Todos estes comunistas partilham uma visão sobre a economia. Defendem a nacionalização dos sectores chave. E avaliam as crises cíclicas do capitalismo previstas por Marx. "Ser comunista nos dias de hoje é o mesmo que ser há 40 ou 50 anos atrás, o ideal é o mesmo, os objectivos são os mesmos. A sociedade em Portugal mudou muito mas o ideal, e aquilo que o PCP defende, é o mesmo. Agora como há 89 anos atrás, quando o partido foi criado", diz Fernando Ramos, vereador na Amadora. Os lemas épicos, as frases de combate e os ideais de há séculos, como a liberdade e a igualdade, são disparados a cada conversa. Com orgulho.
Dos mais novos aos mais velhos, as mesmas frases repetidas. "Quero uma sociedade sem explorados nem exploradores". "Acredito numa sociedade sem classes, mais justa". "Os que lutam nem sempre ganham, os que não lutam perdem sempre". "Só com a luta de todos vamos conseguir alcançar uma sociedade comunista. É possível. No tempo da escravatura também não se acreditava que era possível." O mantra é comum.
O funcionamento deste partido assenta no "centralismo democrático". O significa que as opiniões se discutem nas bases e vão sendo debatidas pela hierarquia partidária até chegarem à direcção, o órgão que delibera "a favor da opinião da maioria". A opinião maioritária é aquela que, no PCP, tem legitimidade para sair à rua. E é aquela que o militante defende - ainda que possa não concordar. "É o que demonstra a união do partido", defende, os militantes. Os mais jovens, pelo menos.
Porque também existem os comunistas críticos, os que abandonaram o PCP: "Fui sancionado pela posição que tomei de modificação da linha e funcionamento do partido.

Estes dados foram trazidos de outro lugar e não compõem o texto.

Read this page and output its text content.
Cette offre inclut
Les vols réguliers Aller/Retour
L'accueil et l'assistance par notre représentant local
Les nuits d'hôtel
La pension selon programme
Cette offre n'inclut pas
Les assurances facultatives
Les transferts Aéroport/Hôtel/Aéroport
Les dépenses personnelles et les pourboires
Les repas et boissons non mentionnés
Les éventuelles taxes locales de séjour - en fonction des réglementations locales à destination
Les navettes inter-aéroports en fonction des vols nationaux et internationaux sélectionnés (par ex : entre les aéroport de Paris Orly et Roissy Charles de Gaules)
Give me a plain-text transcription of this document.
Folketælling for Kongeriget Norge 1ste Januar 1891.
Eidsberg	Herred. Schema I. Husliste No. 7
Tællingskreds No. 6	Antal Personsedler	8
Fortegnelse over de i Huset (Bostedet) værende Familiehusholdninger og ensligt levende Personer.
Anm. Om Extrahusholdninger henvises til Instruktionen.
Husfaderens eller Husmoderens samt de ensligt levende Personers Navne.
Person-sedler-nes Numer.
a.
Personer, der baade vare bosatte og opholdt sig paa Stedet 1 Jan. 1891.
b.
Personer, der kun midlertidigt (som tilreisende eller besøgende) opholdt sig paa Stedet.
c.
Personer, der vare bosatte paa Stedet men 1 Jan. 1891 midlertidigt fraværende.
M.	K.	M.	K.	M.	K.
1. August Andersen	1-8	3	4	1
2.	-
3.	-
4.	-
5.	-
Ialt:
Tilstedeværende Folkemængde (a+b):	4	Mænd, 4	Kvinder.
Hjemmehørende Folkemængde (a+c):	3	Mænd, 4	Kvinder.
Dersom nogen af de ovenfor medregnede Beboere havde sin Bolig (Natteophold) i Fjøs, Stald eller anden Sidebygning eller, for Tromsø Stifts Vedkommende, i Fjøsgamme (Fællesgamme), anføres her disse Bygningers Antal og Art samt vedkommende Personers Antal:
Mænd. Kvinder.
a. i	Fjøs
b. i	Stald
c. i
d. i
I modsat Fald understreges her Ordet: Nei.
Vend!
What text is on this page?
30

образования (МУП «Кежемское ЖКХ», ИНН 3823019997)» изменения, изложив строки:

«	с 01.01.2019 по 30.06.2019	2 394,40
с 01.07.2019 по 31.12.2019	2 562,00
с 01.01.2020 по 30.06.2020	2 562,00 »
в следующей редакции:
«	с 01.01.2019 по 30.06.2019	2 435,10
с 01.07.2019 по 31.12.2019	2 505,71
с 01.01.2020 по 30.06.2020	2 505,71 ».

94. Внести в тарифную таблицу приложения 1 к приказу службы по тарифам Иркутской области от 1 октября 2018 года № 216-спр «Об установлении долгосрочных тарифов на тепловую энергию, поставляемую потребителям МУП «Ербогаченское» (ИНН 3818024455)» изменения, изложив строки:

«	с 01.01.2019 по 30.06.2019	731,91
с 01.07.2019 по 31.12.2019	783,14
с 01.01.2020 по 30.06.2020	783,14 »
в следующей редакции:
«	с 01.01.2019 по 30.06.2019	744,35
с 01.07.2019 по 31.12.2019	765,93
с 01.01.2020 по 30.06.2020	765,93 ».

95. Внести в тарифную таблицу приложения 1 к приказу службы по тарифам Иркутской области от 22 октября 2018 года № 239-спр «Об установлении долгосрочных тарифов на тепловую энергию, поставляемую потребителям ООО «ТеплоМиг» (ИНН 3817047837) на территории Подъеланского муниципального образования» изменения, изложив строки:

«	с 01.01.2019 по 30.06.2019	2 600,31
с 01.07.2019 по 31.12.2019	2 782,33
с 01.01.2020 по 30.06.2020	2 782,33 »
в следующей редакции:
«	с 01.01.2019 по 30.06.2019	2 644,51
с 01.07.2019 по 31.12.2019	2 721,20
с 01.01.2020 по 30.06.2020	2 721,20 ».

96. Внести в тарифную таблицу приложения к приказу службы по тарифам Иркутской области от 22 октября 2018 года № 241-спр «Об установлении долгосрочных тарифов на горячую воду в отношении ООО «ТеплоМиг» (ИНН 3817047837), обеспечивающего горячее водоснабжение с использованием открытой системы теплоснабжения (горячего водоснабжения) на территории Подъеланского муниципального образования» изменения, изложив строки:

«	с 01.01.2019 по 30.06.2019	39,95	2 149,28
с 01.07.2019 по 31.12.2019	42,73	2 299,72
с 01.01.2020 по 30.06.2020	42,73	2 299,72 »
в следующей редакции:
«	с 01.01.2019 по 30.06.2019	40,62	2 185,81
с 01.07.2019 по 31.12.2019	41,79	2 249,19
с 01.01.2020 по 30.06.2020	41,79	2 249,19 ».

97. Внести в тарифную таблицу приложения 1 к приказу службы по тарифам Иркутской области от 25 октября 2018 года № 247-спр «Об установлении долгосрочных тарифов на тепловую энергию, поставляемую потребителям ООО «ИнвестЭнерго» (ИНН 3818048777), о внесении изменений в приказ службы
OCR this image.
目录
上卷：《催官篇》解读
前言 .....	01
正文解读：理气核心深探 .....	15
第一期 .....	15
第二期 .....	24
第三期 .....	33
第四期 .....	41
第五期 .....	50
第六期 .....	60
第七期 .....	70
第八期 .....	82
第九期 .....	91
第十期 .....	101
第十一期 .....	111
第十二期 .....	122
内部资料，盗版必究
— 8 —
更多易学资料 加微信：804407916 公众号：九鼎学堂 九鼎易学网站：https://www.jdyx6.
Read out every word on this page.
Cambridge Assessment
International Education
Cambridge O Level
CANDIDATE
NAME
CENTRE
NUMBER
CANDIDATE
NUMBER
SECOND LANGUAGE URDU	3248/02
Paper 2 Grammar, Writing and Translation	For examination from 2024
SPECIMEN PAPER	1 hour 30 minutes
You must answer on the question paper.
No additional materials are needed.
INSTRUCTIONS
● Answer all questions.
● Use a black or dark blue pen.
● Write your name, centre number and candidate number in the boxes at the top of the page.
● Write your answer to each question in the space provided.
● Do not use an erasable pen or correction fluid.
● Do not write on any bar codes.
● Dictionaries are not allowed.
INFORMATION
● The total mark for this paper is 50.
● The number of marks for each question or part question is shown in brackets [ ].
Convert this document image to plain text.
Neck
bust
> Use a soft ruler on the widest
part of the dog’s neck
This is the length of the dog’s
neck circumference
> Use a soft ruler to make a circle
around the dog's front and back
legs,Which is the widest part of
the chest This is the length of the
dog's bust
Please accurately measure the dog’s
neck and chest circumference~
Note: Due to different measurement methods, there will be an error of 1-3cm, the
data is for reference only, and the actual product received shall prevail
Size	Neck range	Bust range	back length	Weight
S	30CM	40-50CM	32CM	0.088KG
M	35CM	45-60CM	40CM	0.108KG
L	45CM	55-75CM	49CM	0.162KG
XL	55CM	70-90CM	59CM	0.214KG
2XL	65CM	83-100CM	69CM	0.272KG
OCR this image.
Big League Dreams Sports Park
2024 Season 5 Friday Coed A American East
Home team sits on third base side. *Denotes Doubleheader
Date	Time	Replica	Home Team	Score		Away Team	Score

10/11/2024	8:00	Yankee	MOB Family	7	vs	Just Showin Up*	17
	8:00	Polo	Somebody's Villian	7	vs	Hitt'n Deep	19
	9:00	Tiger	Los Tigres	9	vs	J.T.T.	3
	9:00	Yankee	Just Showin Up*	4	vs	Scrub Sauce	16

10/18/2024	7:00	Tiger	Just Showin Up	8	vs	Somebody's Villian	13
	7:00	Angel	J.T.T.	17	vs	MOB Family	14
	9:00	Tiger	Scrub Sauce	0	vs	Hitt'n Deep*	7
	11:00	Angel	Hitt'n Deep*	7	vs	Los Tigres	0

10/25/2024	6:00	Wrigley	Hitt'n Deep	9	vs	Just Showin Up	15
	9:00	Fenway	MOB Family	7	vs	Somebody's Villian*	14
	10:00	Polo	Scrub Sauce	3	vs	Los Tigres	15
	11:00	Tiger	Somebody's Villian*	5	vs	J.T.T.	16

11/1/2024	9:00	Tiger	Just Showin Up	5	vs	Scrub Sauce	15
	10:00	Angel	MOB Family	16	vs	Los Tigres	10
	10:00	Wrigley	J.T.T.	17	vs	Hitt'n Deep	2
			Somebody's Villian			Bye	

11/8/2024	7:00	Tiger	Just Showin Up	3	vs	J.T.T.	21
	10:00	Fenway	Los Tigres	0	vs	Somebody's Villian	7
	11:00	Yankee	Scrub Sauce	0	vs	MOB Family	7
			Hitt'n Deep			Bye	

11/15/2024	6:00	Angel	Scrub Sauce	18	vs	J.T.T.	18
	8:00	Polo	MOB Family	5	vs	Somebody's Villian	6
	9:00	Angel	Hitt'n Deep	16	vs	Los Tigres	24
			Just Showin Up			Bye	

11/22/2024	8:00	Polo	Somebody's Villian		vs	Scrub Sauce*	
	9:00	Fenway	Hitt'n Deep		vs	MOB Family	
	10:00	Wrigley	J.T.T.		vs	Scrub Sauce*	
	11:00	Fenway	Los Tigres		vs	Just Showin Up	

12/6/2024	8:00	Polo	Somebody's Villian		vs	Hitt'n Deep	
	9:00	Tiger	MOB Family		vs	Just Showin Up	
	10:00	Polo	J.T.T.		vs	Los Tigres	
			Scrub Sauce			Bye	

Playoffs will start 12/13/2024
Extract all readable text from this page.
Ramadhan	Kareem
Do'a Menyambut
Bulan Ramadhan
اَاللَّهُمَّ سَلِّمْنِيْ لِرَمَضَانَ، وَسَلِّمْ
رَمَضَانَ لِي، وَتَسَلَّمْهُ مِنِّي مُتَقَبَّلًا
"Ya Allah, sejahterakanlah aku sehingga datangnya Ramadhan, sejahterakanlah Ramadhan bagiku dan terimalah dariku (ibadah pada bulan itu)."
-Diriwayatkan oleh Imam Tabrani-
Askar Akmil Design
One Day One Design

Queria internamente uma vida mais democrática e o abandono do velho centralismo democrático com o objectivo da admissão de discordâncias. Há partidos com reconhecimento de facções", diz Carlos Brito, antigo militante e ex-candidato presidencial. "Uma diferença de opinião facilmente se torna em dissidência. O centralismo democrático é um filtro porque as ideias oficiais são da direcção e são escrutinadas pela própria direcção. O confronto livre das ideias não existe porque é filtrado por sucessivos patamares de hierarquia", diz João Semedo, que faz parte do movimento renovação comunista e foi eleito deputado, como independente, nas listas de deputados do Bloco de Esquerda. Entrou para o PCP em 1972. Demitiu-se do Comité Central em 1991 e em 1998 abandonou o partido. Foi o ano em que um movimento que pretendia mudar a vida interna do partido foi esmagado pela força do voto e levou à expulsão de vários dirigentes, entre eles Mário Lino, o ex-ministro do PS. Lino entrou no partido em 1964 através do movimento estudantil. Em 1979 bateu com a porta: "A principal desilusão foi o que se passou com a União Soviética. O próprio partido planeou um golpe de estado palaciano para retirar Gorbatchev do poder e o PCP apoiou isso."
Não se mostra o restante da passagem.